Конструкция его настолько секретна, что, похоже, известна лишь единицам американских ученых. Это единственный образец. Его везли в Великобританию в соответствии с договоренностью между нашими странами относительно взаимной информации, касающейся атомного оружия и управляемых ракет. — Теперь голос Хиллкреста звучал спокойно и уверенно. Капитан говорил с расстановкой, взвешивая каждое слово. — Полагаю, что правительства обоих государств готовы пойти на все, лишь бы получить данное устройство и помешать тому, чтобы оно попало в чужие руки.

Последовала еще одна, более длительная пауза. Очевидно, Хиллкрест предоставлял мне возможность каким-то образом отреагировать на его слова. Но я не нашелся что сказать. Я был настолько потрясен услышанным, что окончательно потерял способность мыслить и говорить… Вновь послышался голос моего собеседника:

— Сообщаю сведения, которые помогут вам обнаружить прибор, доктор Мейсон. Выполнен он из эбонита и металла в виде портативного приемника довольно больших размеров. Носят его на плетеном ремне. Отыщи этот приемник, доктор Мейсон, и ты…

Конца фразы я так и не дождался. Слова «портативный приемник» что-то пробудили в моем затуманенном сознании. Но в это мгновение Зейгеро молнией взвился с места, на котором сидел, и, сбив с ног Джекстроу, несмотря на связанные ноги, всем телом упал на Корадзини. С искаженным злобой лицом тот, опершись одной рукой об откидной борт, другой судорожно шарил за пазухой.

Поняв, что не успеет достать нужный ему предмет, «предприниматель» кинулся в сторону. Но хотя Зейгеро и был связан, он словно кошка вскочил на ноги. Я тотчас убедился, что Зейгеро действительно боксер мирового класса. Мало того что он обладал мгновенной реакцией. Удар его правой был молниеносен. Довод превосходства Джонни над противником оказался убийственно веским. Корадзини был очень высок, ростом шесть футов два дюйма, весил по меньшей мере двести фунтов и был очень тепло одет. Однако от мощного удара, нанесенного в область сердца, он стукнулся спиной о борт кузова и, тяжело осев, потерял сознание. На лицо его падали хлопья снега. В жизни не видел я столь мощного удара и, дай Бог, не увижу.

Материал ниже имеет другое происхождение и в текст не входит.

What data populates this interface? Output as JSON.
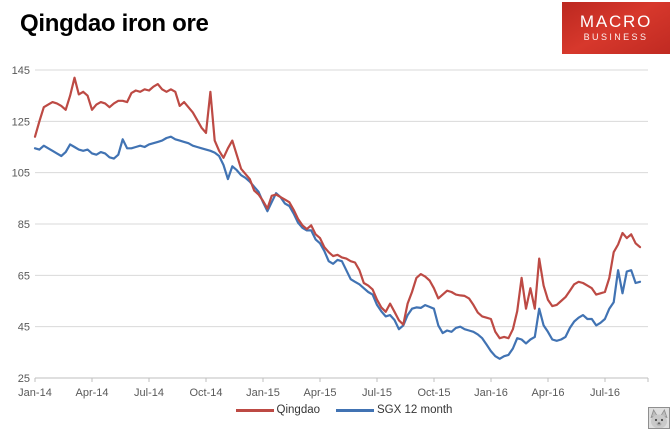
{
  "header": {
    "title": "Qingdao iron ore"
  },
  "logo": {
    "line1": "MACRO",
    "line2": "BUSINESS",
    "background": "#c62b22"
  },
  "corner_thumbnail": {
    "description": "small grayscale animal photo thumbnail"
  },
  "chart_data": {
    "type": "line",
    "title": "Qingdao iron ore",
    "x_unit": "weeks from Jan-2014, weekly samples",
    "x_axis": {
      "tick_labels": [
        "Jan-14",
        "Apr-14",
        "Jul-14",
        "Oct-14",
        "Jan-15",
        "Apr-15",
        "Jul-15",
        "Oct-15",
        "Jan-16",
        "Apr-16",
        "Jul-16"
      ],
      "weeks_per_tick": 13
    },
    "y_axis": {
      "range": [
        25,
        145
      ],
      "ticks": [
        145,
        125,
        105,
        85,
        65,
        45,
        25
      ]
    },
    "grid": true,
    "legend_position": "bottom-center",
    "colors": {
      "grid": "#d9d9d9",
      "axis": "#bfbfbf",
      "tick_text": "#595959"
    },
    "series": [
      {
        "name": "Qingdao",
        "color": "#bd4a44",
        "values": [
          119,
          125,
          130.5,
          131.5,
          132.5,
          132,
          131,
          129.5,
          135,
          142,
          135.5,
          136.5,
          135,
          129.5,
          131.5,
          132.5,
          132,
          130.5,
          132,
          133,
          133,
          132.5,
          136,
          137,
          136.5,
          137.5,
          137,
          138.5,
          139.5,
          137.5,
          136.5,
          137.5,
          136.5,
          131,
          132.5,
          130.5,
          128.5,
          125.5,
          122.5,
          120.5,
          136.5,
          117.5,
          113.5,
          110.8,
          114.5,
          117.5,
          112,
          106.5,
          104.5,
          102.5,
          98,
          96.5,
          94,
          91,
          96,
          96.5,
          95.5,
          94.5,
          93.5,
          90.5,
          87,
          84.5,
          83,
          84.5,
          81,
          79.5,
          76,
          74,
          72.5,
          73,
          72,
          71.5,
          70.5,
          70,
          67,
          62,
          61,
          59.5,
          55.5,
          52.5,
          50.8,
          54,
          50.8,
          47.5,
          45.8,
          54,
          58.5,
          64,
          65.5,
          64.5,
          63,
          60,
          56,
          57.5,
          59,
          58.5,
          57.5,
          57.2,
          57,
          56,
          53.5,
          50.5,
          49,
          48.5,
          48,
          43,
          40.5,
          41,
          40.5,
          44,
          51,
          64,
          52,
          60,
          52,
          71.5,
          61,
          55.5,
          53,
          53.5,
          55,
          56.5,
          59,
          61.5,
          62.5,
          62,
          61,
          60,
          57.5,
          58,
          58.5,
          64,
          74,
          77,
          81.5,
          79.5,
          81,
          77.5,
          76
        ]
      },
      {
        "name": "SGX 12 month",
        "color": "#4173b3",
        "values": [
          114.5,
          114,
          115.5,
          114.5,
          113.5,
          112.5,
          111.5,
          113,
          116,
          115,
          114,
          113.5,
          114,
          112.5,
          112,
          113,
          112.5,
          111,
          110.5,
          112,
          118,
          114.5,
          114.5,
          115,
          115.5,
          115,
          116,
          116.5,
          117,
          117.5,
          118.5,
          119,
          118,
          117.5,
          117,
          116.5,
          115.5,
          115,
          114.5,
          114,
          113.5,
          112.8,
          111.5,
          108,
          102.5,
          107.5,
          106,
          104,
          103,
          101.5,
          99.5,
          97.5,
          93.5,
          90,
          93.5,
          97,
          95.5,
          93,
          92,
          89,
          85.5,
          83.5,
          82.5,
          82.5,
          79,
          77.5,
          74.5,
          70.5,
          69.5,
          71,
          70.5,
          67,
          63.5,
          62.5,
          61.5,
          60,
          58.5,
          57.5,
          53.5,
          51,
          49,
          49.5,
          47.6,
          44,
          45.5,
          49.5,
          52,
          52.5,
          52.3,
          53.4,
          52.7,
          52,
          45.5,
          42.5,
          43.5,
          43,
          44.5,
          45,
          44,
          43.5,
          43,
          42,
          40.5,
          38,
          35.5,
          33.5,
          32.5,
          33.5,
          34,
          36.5,
          40.5,
          40,
          38.5,
          40,
          41,
          52,
          45.5,
          43,
          40,
          39.5,
          40,
          41,
          44.5,
          47,
          48.5,
          49.5,
          48,
          48,
          45.5,
          46.5,
          48,
          52,
          54.5,
          67,
          58,
          66.5,
          67,
          62,
          62.5
        ]
      }
    ]
  }
}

Несколько секунд все молчали словно завороженные. Наступившую тишину нарушал лишь заунывный вой ветра. Я первым прервал молчание.

— Корадзини! — сказал я, не вставая с парусинового стула. — Так это Корадзини! — Я говорил едва слышно, но Зейгеро меня услышал.

— Конечно Корадзини, — спокойно отозвался он. — А как же иначе? Нагнувшись над «предпринимателем», боксер сунул ему руку за пазуху и достал оттуда пистолет. — Возьмите-ка его себе, док. Не только потому, что опасно доверять нашему общему другу подобные игрушки, но еще по одной причине.

Пусть государственный обвинитель, окружной прокурор, или как он там у вас в Великобритании называется, убедится, что нарезка ствола совпадает со следами, оставшимися на пулях.

Зейгеро кинул мне оружие, и я поймал его на лету. Это был пистолет, но не автоматический. С каким-то странным цилиндром, навинченным на дуло. Хотя я видел его впервые, я догадался, что это глушитель. Да и пистолета подобного типа прежде не видел. Весьма неприятного вида штучка.

Все же, когда Корадзини оклемается, лучше держать оружие наготове.

Джекстроу уже навел на него винтовку. Положив пистолет с глушителем рядом с собой, я достал свою «беретту».

— Вы были начеку, — проронил я, пытаясь привести мысли в порядок. — И ждали, когда он начнет действовать. Но каким образом…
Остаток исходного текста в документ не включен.